Senator WHISH-WILSON (Tasmania) (18:32): The purpose of the Treasury Laws Amendment (Putting Consumers First—Establishment of the Australian Financial Complaints Authority) Bill 2017 is to amend the Corporations Act 2001 and other related legislation to implement the central recommendation of the Ramsay review. What was that? You've probably heard this from the minister several times. It was for the establishment of a new one-stop-shop external dispute resolution, or EDR, framework—the Australian Financial Complaints Authority.

The Australian Financial Complaints Authority will replace the Superannuation Complaints Tribunal, SCT, the Financial Ombudsman Service, which we know as FOS, and the Credit and Investments Ombudsman, CIO, in the existing EDR schemes approved by the Australian Securities and Investments Commission. It will also provide an enhanced internal dispute resolution, or IDR, framework. Basically it's about dealing with all customer financial disputes about products and services provided by any financial services firms, including superannuation disputes.
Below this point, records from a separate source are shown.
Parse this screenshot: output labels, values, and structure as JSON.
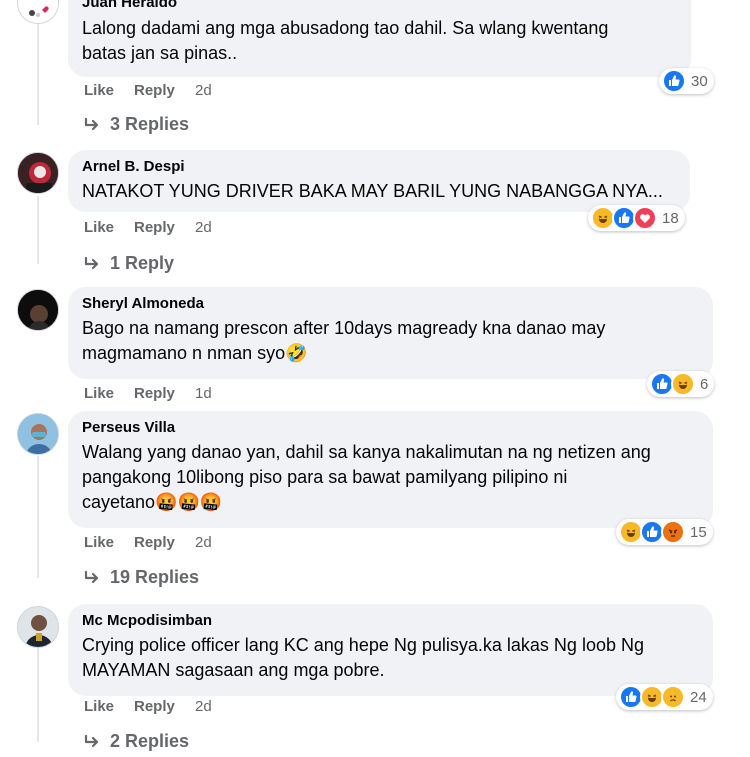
{
  "comments": [
    {
      "author": "Juan Heraldo",
      "text_line1": "Lalong dadami ang mga abusadong tao dahil. Sa wlang kwentang",
      "text_line2": "batas jan sa pinas..",
      "like_label": "Like",
      "reply_label": "Reply",
      "time": "2d",
      "reaction_count": "30",
      "reactions": [
        "like-icon"
      ],
      "replies": "3 Replies"
    },
    {
      "author": "Arnel B. Despi",
      "text_line1": "NATAKOT YUNG DRIVER BAKA MAY BARIL YUNG NABANGGA NYA...",
      "like_label": "Like",
      "reply_label": "Reply",
      "time": "2d",
      "reaction_count": "18",
      "reactions": [
        "haha-icon",
        "like-icon",
        "love-icon"
      ],
      "replies": "1 Reply"
    },
    {
      "author": "Sheryl Almoneda",
      "text_line1": "Bago na namang prescon after 10days magready kna danao may",
      "text_line2": "magmamano n nman syo🤣",
      "like_label": "Like",
      "reply_label": "Reply",
      "time": "1d",
      "reaction_count": "6",
      "reactions": [
        "like-icon",
        "haha-icon"
      ]
    },
    {
      "author": "Perseus Villa",
      "text_line1": "Walang yang danao yan, dahil sa kanya nakalimutan na ng netizen ang",
      "text_line2": "pangakong 10libong piso para sa bawat pamilyang pilipino ni",
      "text_line3": "cayetano🤬🤬🤬",
      "like_label": "Like",
      "reply_label": "Reply",
      "time": "2d",
      "reaction_count": "15",
      "reactions": [
        "haha-icon",
        "like-icon",
        "angry-icon"
      ],
      "replies": "19 Replies"
    },
    {
      "author": "Mc Mcpodisimban",
      "text_line1": "Crying police officer lang KC ang hepe Ng pulisya.ka lakas Ng loob Ng",
      "text_line2": "MAYAMAN sagasaan ang mga pobre.",
      "like_label": "Like",
      "reply_label": "Reply",
      "time": "2d",
      "reaction_count": "24",
      "reactions": [
        "like-icon",
        "haha-icon",
        "sad-icon"
      ],
      "replies": "2 Replies"
    }
  ],
  "colors": {
    "bubble_bg": "#f0f2f5",
    "meta_text": "#65676b",
    "like_blue": "#1877f2",
    "love_red": "#f33e58",
    "haha_yellow": "#f7b928",
    "angry_orange": "#e9710f"
  }
}
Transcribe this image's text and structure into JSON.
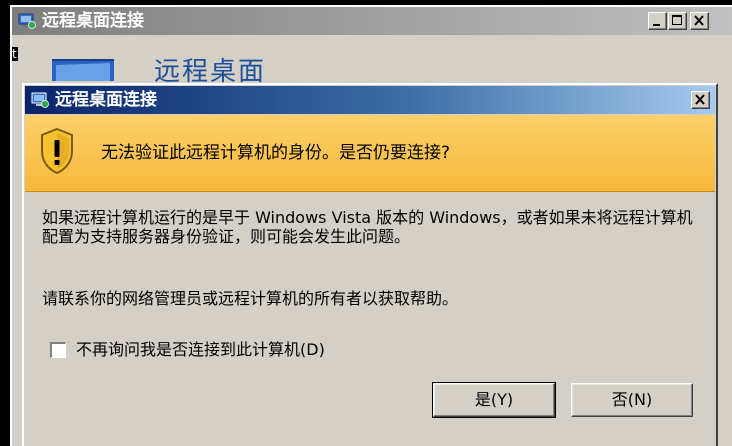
{
  "background_window": {
    "title": "远程桌面连接",
    "edge_fragment": "t",
    "header_text": "远程桌面",
    "minimize_icon": "minimize-icon",
    "maximize_icon": "maximize-icon",
    "close_icon": "close-icon",
    "app_icon": "remote-desktop-icon"
  },
  "dialog": {
    "title": "远程桌面连接",
    "app_icon": "remote-desktop-icon",
    "close_icon": "close-icon",
    "warning": {
      "icon": "warning-shield-icon",
      "text": "无法验证此远程计算机的身份。是否仍要连接?"
    },
    "message": "如果远程计算机运行的是早于 Windows Vista 版本的 Windows，或者如果未将远程计算机配置为支持服务器身份验证，则可能会发生此问题。",
    "help_text": "请联系你的网络管理员或远程计算机的所有者以获取帮助。",
    "checkbox": {
      "label": "不再询问我是否连接到此计算机(D)",
      "checked": false
    },
    "buttons": {
      "yes_label": "是(Y)",
      "no_label": "否(N)"
    }
  },
  "colors": {
    "active_title_start": "#0a246a",
    "active_title_end": "#a6caf0",
    "inactive_title_start": "#7e7e7e",
    "warning_bar": "#f8b83a",
    "window_face": "#d4d0c8",
    "header_blue": "#1e4f99"
  }
}
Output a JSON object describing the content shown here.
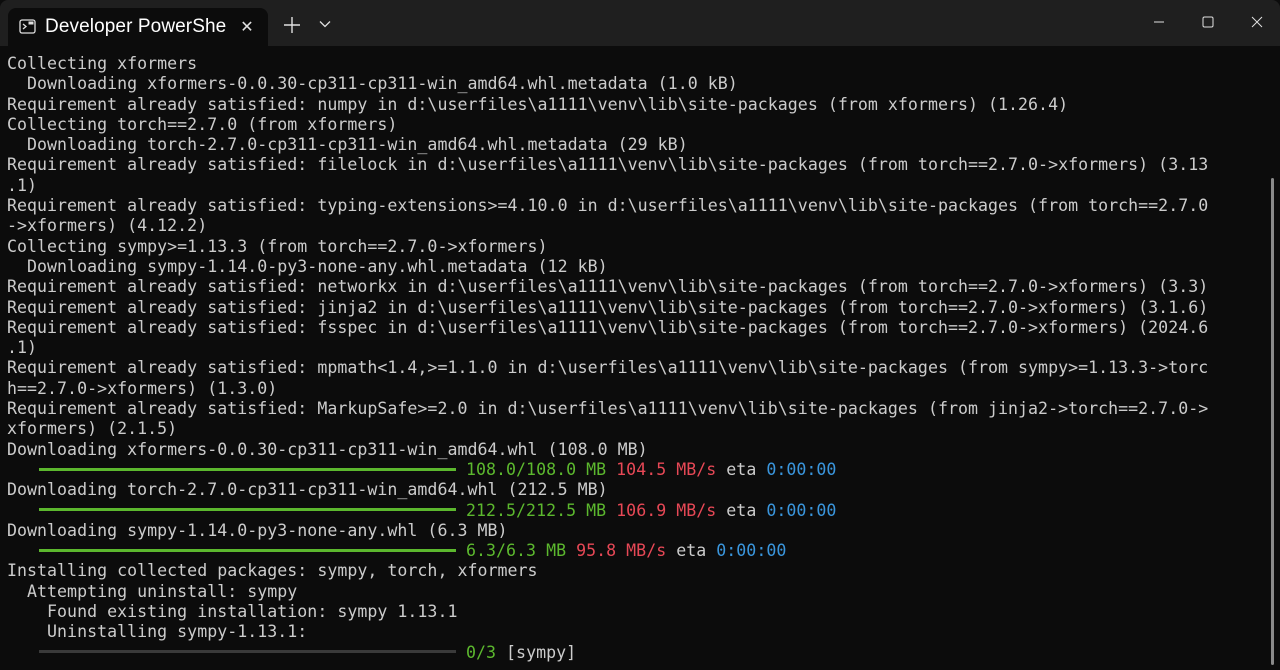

What is EDR, or external dispute resolution? EDR schemes are designed to provide a cost-free, relatively quick and independent service to resolve disputes between consumers and providers of financial services or credit. EDR schemes represent an alternative to the often costly and time-consuming effort of going to court. They may assist in resolving complaints through the use of negotiation or conciliation and requests for further information in order to help a complainant deal with a dispute.

The outcome of an EDR process may be a decision that is binding on the financial services or credit provider, if it is accepted by the consumer. This may include ordering that compensation be paid to a consumer, if they have suffered a loss, or a dispute may be resolved in some other way. As mentioned before, there are two EDR schemes, FOS and the CIO.

The FOS is an independent dispute resolution service for individuals and small-business holders. Those of us who have been working with the victims of financial crime for some years now are very familiar with FOS. It is governed by an independent board of consumer representatives and financial service industry representatives. It is typically the larger banks and their insurance arms which are members of FOS. Basically, FOS can generally hear disputes if: the dispute is between an individual or small business and a bank or financial institution, including credit unions; the financial services provider is a member of FOS; or the dispute relates to an act or omission by a financial services provider in relation to a financial service in Australia; a claim whose monetary limit does not exceed $500,000; a dispute involving a claim for more than $500,000, if all parties in FOS agree; and the event to which the dispute relates occurred no more than six years earlier. I note that the bill before us under the new AFCA structure improves outcomes in relation to FOS's current powers and limits on disputes on claims, which is a good thing.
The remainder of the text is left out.